Study objectives: In patients with pulmonary hypertension (PH) secondary to congestive heart failure, inhaled nitric oxide (NO) increases pulmonary vascular smooth-muscle intracellular cyclic guanosine monophosphate (cGMP) concentration, thereby decreasing pulmonary vascular resistance (PVR) and increasing cardiac index (CI). However, these beneficial effects of inhaled NO are limited in magnitude and duration, at least in part due to cGMP hydrolysis by the type 5 isoform of phosphodiesterase (PDE5). The goal of this study was to determine the acute pulmonary and systemic hemodynamic effects of the selective PDE5 inhibitor, sildenafil, administered alone or in combination with inhaled NO in patients with congestive heart failure and PH.
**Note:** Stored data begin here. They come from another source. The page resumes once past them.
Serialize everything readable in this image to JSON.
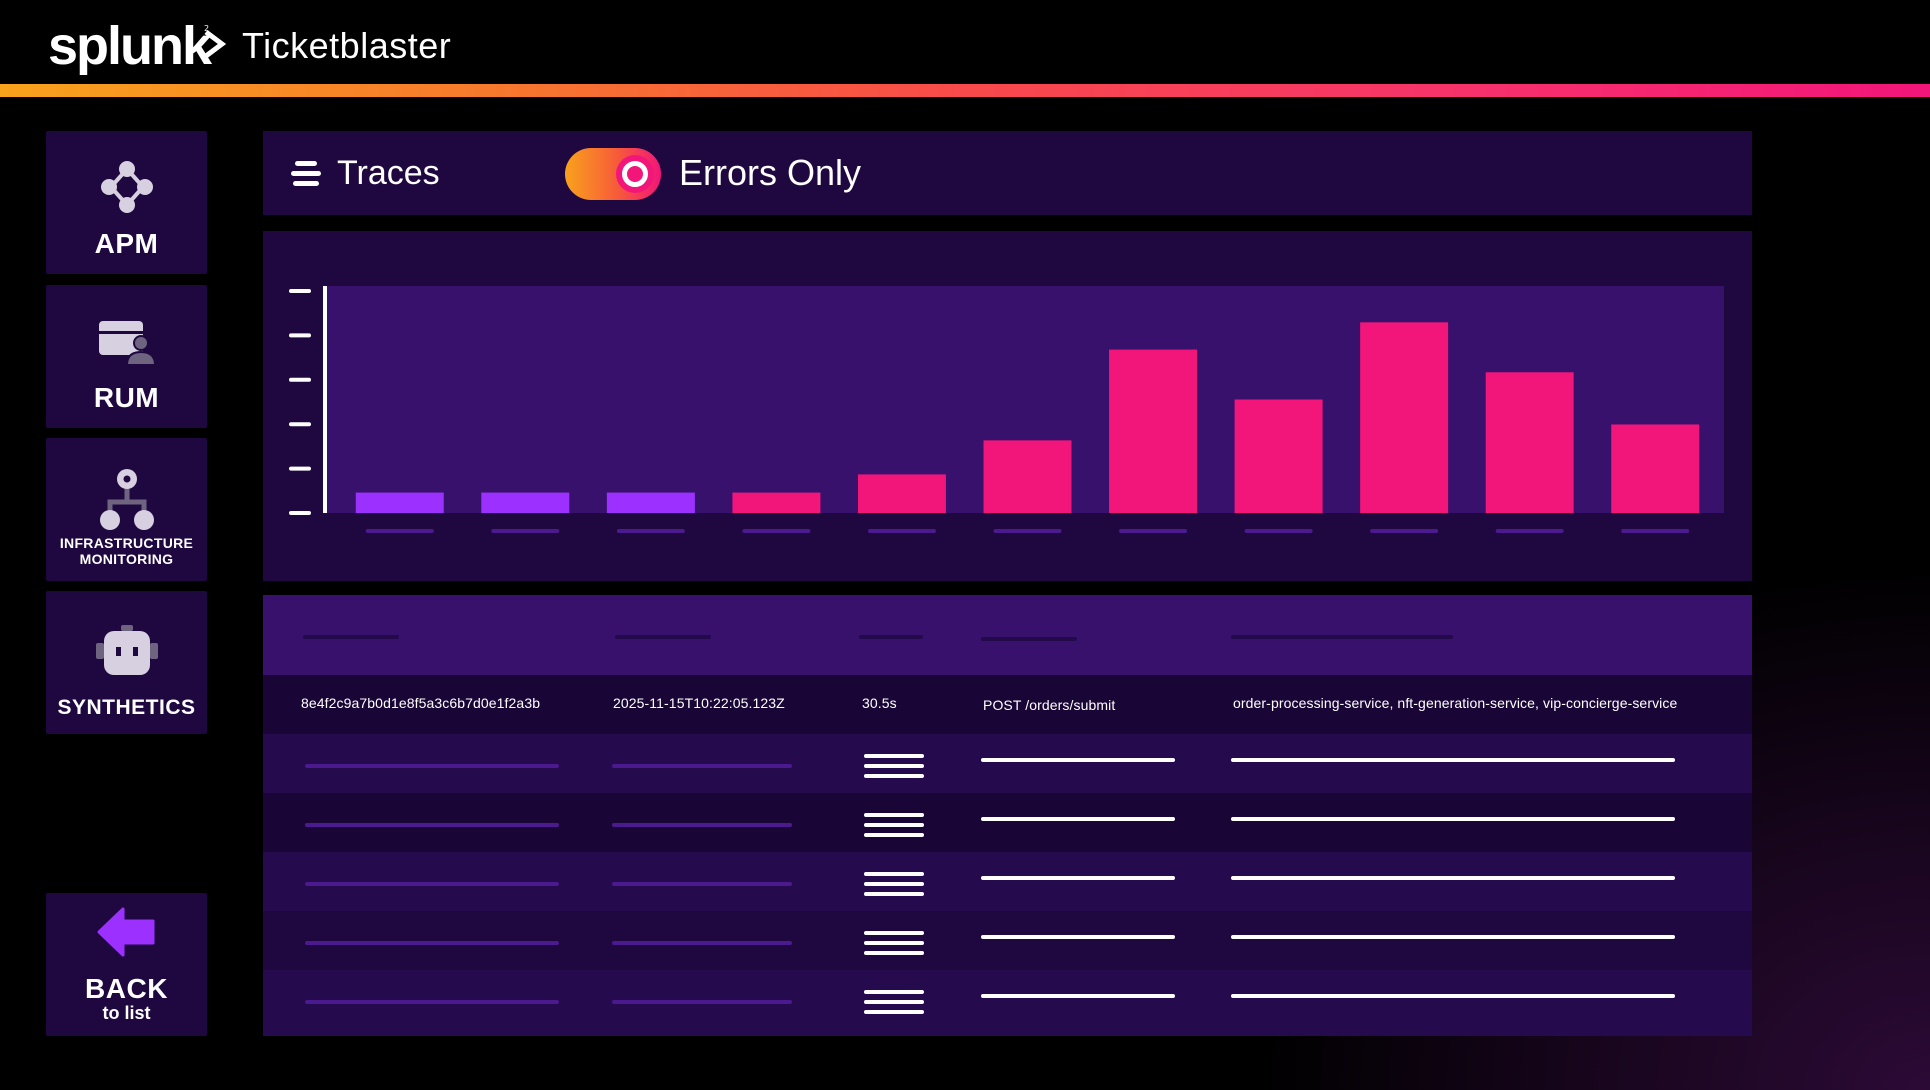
{
  "header": {
    "logo_text": "splunk",
    "app_title": "Ticketblaster"
  },
  "sidebar": {
    "items": [
      {
        "label": "APM",
        "icon": "apm-network-icon"
      },
      {
        "label": "RUM",
        "icon": "rum-user-browser-icon"
      },
      {
        "label": "INFRASTRUCTURE MONITORING",
        "label_line1": "INFRASTRUCTURE",
        "label_line2": "MONITORING",
        "icon": "infrastructure-hierarchy-icon"
      },
      {
        "label": "SYNTHETICS",
        "icon": "robot-icon"
      }
    ],
    "back": {
      "label": "BACK",
      "sublabel": "to list",
      "icon": "back-arrow-icon"
    }
  },
  "controls": {
    "traces_label": "Traces",
    "filter_icon": "filter-lines-icon",
    "toggle_label": "Errors Only",
    "toggle_on": true
  },
  "chart_data": {
    "type": "bar",
    "title": "",
    "xlabel": "",
    "ylabel": "",
    "ylim": [
      0,
      5
    ],
    "categories": [
      "",
      "",
      "",
      "",
      "",
      "",
      "",
      "",
      "",
      "",
      ""
    ],
    "values": [
      0.45,
      0.45,
      0.45,
      0.45,
      0.85,
      1.6,
      3.6,
      2.5,
      4.2,
      3.1,
      1.95
    ],
    "bar_colors": [
      "#9b30ff",
      "#9b30ff",
      "#9b30ff",
      "#f2157a",
      "#f2157a",
      "#f2157a",
      "#f2157a",
      "#f2157a",
      "#f2157a",
      "#f2157a",
      "#f2157a"
    ],
    "y_ticks": 6,
    "grid": false
  },
  "table": {
    "highlighted_row": {
      "trace_id": "8e4f2c9a7b0d1e8f5a3c6b7d0e1f2a3b",
      "timestamp": "2025-11-15T10:22:05.123Z",
      "duration": "30.5s",
      "operation": "POST /orders/submit",
      "services": "order-processing-service, nft-generation-service, vip-concierge-service"
    },
    "placeholder_rows": 5
  },
  "colors": {
    "panel": "#1f0840",
    "panel_dark": "#1a0636",
    "plot_bg": "#37116b",
    "purple_bar": "#9b30ff",
    "pink_bar": "#f2157a",
    "accent_start": "#f9a21c",
    "accent_end": "#f2157a"
  }
}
Design: Single center, case series, pharmacohemodynamic study.

Setting: Cardiac catheterization laboratory of a tertiary care academic teaching hospital.

Patients: We studied 11 patients with left ventricular systolic dysfunction due to coronary artery disease or idiopathic dilated cardiomyopathy who had PH.

Interventions: We administered oral sildenafil (50 mg), inhaled NO (80 ppm), and the combination of sildenafil and inhaled NO during right-heart and micromanometer left-heart catheterization.

Measurements and results: Sildenafil administered alone decreased mean pulmonary artery pressure by 12 [+ or -] 5%, PVR by 12 [+ or -] 5%, systemic vascular resistance (SVR) by 13 [+ or -] 6%, and pulmonary capillary wedge pressure by 12 [+ or -] 7%, and increased CI by 14 [+ or -] 5% (all p < 0.05) [[+ or -] SEM]. The combination of inhaled NO and sildenafil decreased PVR by 50 [+ or -] 4%, decreased SVR by 24 [+ or -] 3%, and increased CI by 30 [+ or -] 4% (all p < 0.01). These effects were greater than those observed with either agent alone (p < 0.05). In addition, sildenafil prolonged the pulmonary vasodilator effect of inhaled NO. Administration of sildenafil alone or in combination with inhaled NO did not change systemic arterial pressure or indexes of myocardial systolic or diastolic function.

Conclusions: PDE5 inhibition with sildenafil improves cardiac output by balanced pulmonary and systemic vasodilation, and augments and prolongs the hemodynamic effects of inhaled NO in patients with chronic congestive heart failure and PH.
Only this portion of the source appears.